Technology to reach out to customers
Technology is another essential factor in promoting financial inclusion among the most vulnerable strata of society: “Many highly-valuable tools are already being offered to cut costs, increase productivity and scale, and expand the reach.” González-Vega firmly believes on the power of this technology and its positive impact on people’s lives: “those microfinance institutions that are capable of optimally leveraging these tools to retain and build robust relationships with customers, more than to replace them, will be the ones that succeed.”
And the emergence of these technologies has benefitted the BBVA Microfinance Foundation tremendously: “the deployment of cloud technologies has allowed us to improve our internal processes, boosting our organization’s agility and efficiency to curb costs; the group has developed a common core banking platform that all group units share, and which centralizes activities; document digitization and a data repository to increase our responsiveness to customer requests, as well as the setup of new channels and processes.” And the scale of these internal changes ripples across the Group’s external activity: “Technology has allowed the Group’s different franchises to improve their physical and digital proximity with customers, understand them and cater to their needs better.
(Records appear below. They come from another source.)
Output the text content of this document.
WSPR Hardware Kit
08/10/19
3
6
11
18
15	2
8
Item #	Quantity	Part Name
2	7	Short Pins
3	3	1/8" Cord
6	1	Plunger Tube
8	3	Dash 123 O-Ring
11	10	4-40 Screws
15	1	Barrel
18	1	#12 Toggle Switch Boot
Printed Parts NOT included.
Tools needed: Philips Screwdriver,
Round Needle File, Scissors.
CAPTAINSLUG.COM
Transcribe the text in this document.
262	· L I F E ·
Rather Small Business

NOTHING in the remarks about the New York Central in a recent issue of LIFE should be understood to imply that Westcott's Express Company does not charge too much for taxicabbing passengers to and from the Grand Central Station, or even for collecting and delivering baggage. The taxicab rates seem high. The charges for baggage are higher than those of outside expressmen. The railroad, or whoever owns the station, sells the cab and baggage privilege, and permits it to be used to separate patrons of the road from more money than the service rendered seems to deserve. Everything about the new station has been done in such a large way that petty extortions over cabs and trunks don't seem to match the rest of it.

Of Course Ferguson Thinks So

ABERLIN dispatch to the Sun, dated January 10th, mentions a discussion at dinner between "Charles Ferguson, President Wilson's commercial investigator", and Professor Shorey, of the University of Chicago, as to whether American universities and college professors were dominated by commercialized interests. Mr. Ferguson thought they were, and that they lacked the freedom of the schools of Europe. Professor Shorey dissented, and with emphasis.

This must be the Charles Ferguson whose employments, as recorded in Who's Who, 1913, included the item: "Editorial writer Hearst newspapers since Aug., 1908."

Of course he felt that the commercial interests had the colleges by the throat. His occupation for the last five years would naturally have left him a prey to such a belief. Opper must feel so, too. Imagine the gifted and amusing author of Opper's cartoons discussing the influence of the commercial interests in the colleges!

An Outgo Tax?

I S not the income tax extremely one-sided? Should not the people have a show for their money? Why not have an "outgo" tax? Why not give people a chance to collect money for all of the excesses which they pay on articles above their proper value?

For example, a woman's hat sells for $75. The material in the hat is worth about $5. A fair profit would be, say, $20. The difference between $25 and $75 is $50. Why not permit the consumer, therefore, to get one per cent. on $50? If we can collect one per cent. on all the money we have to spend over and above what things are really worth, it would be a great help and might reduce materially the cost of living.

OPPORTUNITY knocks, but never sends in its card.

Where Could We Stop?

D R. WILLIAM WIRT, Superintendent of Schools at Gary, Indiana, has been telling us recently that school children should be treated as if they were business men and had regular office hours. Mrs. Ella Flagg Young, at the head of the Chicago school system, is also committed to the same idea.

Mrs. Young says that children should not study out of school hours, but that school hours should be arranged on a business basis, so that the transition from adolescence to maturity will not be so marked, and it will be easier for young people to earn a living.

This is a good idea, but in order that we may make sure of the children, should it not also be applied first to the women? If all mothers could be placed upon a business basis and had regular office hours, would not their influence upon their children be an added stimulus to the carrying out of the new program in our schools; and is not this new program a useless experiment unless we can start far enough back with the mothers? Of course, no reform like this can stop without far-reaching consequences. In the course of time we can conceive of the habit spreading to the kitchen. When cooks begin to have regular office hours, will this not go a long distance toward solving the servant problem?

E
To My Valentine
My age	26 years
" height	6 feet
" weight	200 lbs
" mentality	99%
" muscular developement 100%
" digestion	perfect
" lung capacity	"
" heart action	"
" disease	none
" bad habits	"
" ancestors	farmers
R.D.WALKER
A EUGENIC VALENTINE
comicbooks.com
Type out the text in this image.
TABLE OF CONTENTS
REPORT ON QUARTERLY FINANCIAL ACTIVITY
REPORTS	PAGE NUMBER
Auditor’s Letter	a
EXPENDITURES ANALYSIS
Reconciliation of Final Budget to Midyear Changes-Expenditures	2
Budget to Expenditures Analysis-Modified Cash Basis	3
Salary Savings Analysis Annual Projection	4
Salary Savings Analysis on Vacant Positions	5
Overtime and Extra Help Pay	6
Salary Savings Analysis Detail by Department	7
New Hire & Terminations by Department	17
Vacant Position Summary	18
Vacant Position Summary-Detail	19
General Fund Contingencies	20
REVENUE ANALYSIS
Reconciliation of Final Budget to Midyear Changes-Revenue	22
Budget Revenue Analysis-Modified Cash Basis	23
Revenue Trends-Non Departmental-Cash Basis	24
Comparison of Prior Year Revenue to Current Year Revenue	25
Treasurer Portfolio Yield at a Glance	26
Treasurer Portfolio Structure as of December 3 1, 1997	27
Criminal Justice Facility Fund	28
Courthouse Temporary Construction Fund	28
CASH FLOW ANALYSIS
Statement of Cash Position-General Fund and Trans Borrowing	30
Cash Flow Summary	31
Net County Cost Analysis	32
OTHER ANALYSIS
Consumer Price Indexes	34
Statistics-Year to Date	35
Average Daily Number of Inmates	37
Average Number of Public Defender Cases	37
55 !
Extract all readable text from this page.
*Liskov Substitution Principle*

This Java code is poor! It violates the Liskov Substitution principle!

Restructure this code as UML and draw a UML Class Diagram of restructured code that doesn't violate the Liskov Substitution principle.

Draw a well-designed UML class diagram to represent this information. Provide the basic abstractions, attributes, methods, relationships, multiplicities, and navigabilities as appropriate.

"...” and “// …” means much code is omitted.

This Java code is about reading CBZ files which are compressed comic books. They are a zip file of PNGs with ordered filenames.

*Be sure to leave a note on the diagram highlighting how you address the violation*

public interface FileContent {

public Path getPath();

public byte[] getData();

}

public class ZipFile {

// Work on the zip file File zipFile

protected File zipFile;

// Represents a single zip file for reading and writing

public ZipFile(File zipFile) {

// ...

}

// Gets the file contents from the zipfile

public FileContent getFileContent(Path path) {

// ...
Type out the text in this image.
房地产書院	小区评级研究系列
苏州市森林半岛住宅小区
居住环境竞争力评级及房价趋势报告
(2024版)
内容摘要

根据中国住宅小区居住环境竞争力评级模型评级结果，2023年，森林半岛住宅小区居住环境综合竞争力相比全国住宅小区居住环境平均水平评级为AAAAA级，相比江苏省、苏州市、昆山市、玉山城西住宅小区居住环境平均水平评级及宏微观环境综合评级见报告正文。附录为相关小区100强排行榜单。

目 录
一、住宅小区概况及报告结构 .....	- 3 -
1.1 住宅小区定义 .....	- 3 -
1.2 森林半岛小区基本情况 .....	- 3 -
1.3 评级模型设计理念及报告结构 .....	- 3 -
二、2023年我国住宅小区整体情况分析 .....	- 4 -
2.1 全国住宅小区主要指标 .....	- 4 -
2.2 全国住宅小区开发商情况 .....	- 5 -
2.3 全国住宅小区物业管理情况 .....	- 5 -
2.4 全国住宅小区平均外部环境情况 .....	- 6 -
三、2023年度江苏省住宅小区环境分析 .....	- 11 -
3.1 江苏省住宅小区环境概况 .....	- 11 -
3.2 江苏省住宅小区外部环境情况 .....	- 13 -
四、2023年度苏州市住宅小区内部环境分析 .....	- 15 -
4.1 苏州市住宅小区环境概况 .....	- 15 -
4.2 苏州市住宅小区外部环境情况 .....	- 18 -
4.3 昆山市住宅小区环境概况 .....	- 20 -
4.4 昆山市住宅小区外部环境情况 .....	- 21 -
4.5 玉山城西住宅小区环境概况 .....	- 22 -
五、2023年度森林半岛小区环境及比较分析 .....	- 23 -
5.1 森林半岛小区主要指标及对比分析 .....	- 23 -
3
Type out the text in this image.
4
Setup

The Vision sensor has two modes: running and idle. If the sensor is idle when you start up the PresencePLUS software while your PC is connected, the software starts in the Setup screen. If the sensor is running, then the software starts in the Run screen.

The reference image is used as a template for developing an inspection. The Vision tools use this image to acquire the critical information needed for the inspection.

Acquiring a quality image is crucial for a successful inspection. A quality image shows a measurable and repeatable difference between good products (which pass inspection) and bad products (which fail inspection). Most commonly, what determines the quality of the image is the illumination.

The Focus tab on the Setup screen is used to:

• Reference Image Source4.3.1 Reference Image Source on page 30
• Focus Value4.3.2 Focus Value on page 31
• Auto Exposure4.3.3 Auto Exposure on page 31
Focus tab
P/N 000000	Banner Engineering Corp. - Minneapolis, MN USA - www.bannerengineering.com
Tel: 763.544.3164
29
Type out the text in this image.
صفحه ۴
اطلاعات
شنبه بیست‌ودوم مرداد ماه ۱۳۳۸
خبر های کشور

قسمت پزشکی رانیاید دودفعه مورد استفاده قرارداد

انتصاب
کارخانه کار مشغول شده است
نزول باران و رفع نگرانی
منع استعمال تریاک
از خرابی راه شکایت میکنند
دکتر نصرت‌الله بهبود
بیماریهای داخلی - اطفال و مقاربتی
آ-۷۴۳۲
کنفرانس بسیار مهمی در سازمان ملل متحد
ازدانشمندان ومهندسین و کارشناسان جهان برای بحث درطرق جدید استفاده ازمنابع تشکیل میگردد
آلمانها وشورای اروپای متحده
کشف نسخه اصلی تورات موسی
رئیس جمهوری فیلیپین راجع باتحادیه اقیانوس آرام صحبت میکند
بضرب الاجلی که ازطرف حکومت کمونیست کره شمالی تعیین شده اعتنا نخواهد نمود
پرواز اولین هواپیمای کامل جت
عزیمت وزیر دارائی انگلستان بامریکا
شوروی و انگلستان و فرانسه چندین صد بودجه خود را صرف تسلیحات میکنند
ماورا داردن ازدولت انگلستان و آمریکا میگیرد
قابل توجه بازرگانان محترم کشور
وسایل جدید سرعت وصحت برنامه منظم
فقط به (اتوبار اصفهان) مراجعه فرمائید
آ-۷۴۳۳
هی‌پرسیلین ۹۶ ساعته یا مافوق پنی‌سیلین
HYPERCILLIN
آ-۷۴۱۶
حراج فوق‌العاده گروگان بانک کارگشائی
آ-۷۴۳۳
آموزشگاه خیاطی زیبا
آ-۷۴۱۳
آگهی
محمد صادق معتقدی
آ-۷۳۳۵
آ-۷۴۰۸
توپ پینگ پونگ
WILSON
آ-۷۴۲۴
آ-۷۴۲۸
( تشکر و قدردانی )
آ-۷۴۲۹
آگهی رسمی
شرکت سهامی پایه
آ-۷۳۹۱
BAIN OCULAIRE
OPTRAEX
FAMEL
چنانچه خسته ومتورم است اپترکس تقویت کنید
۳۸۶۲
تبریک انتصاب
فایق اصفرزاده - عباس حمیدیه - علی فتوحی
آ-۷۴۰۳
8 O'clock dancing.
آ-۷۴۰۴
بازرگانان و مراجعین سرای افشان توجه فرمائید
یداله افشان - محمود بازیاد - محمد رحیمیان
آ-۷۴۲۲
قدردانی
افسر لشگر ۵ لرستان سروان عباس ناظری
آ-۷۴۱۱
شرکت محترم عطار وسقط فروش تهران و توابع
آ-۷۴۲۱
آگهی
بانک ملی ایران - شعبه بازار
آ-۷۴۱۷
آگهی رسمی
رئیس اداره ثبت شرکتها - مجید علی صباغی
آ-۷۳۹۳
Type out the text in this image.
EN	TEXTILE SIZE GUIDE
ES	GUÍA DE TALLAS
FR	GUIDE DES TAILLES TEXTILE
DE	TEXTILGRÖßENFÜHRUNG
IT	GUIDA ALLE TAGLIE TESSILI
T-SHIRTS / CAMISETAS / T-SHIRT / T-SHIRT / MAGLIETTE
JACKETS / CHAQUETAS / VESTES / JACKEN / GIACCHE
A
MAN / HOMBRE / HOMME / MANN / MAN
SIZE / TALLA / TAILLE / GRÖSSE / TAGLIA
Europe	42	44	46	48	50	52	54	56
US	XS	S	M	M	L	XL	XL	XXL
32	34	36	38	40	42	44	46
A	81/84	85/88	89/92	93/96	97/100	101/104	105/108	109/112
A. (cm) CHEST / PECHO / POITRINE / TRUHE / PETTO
González-Vega enthusiastically went over the many applications that these tools enable: “helping structure agendas better, improving the quality of the information we gather, improving how we manage non-performing customers and expediting loan origination processes, allow us to improve our customer maintenance and prospection management.” On the other hand, agents equipped with tablets and smartphones can: “provide online services to customers and reduce transactional costs on both sides, enable georeferencing and the use of biometric information, widening the range of information that both parties have to make their decisions.
The responsibility of governments
But all these efforts will fail to prosper without collaboration of governmental institutions: “Governments play a critical role in promoting the use of new technologies in financial inclusion.” Their role encompasses all aspects of finance, from facilitating access to mobile telephony and the internet, to the role of regulations which “must solve the way in which competition contributes to bring the price of services down and how the protection of macroeconomic stability contributes to raise the people’s trust levels on these services.” Also, González-Vega advocates freedom in the economic field: “it is essential that authorities refrain from enacting repressive regulations, such as controls over interest rates and other service fees, which distort the market and harm, first and foremost, poorer customers.”
The contribution of the banking sector
As the expert explains, banks also play a key role by helping the most vulnerable invest in their projects: “lending is important, but deposit facilities and insurance policies are also pivotal.” But to get things started, authorities need to design and promote “financial inclusion programs, properly designed, that can play a key role in improving the available information and strengthen decision making processes.” Without a doubt, for González-Vega, financial education is essential to raise the level of financial inclusion amongst the most vulnerable segments of the population. “Sound decisions improve the chances of escaping the poverty trap.”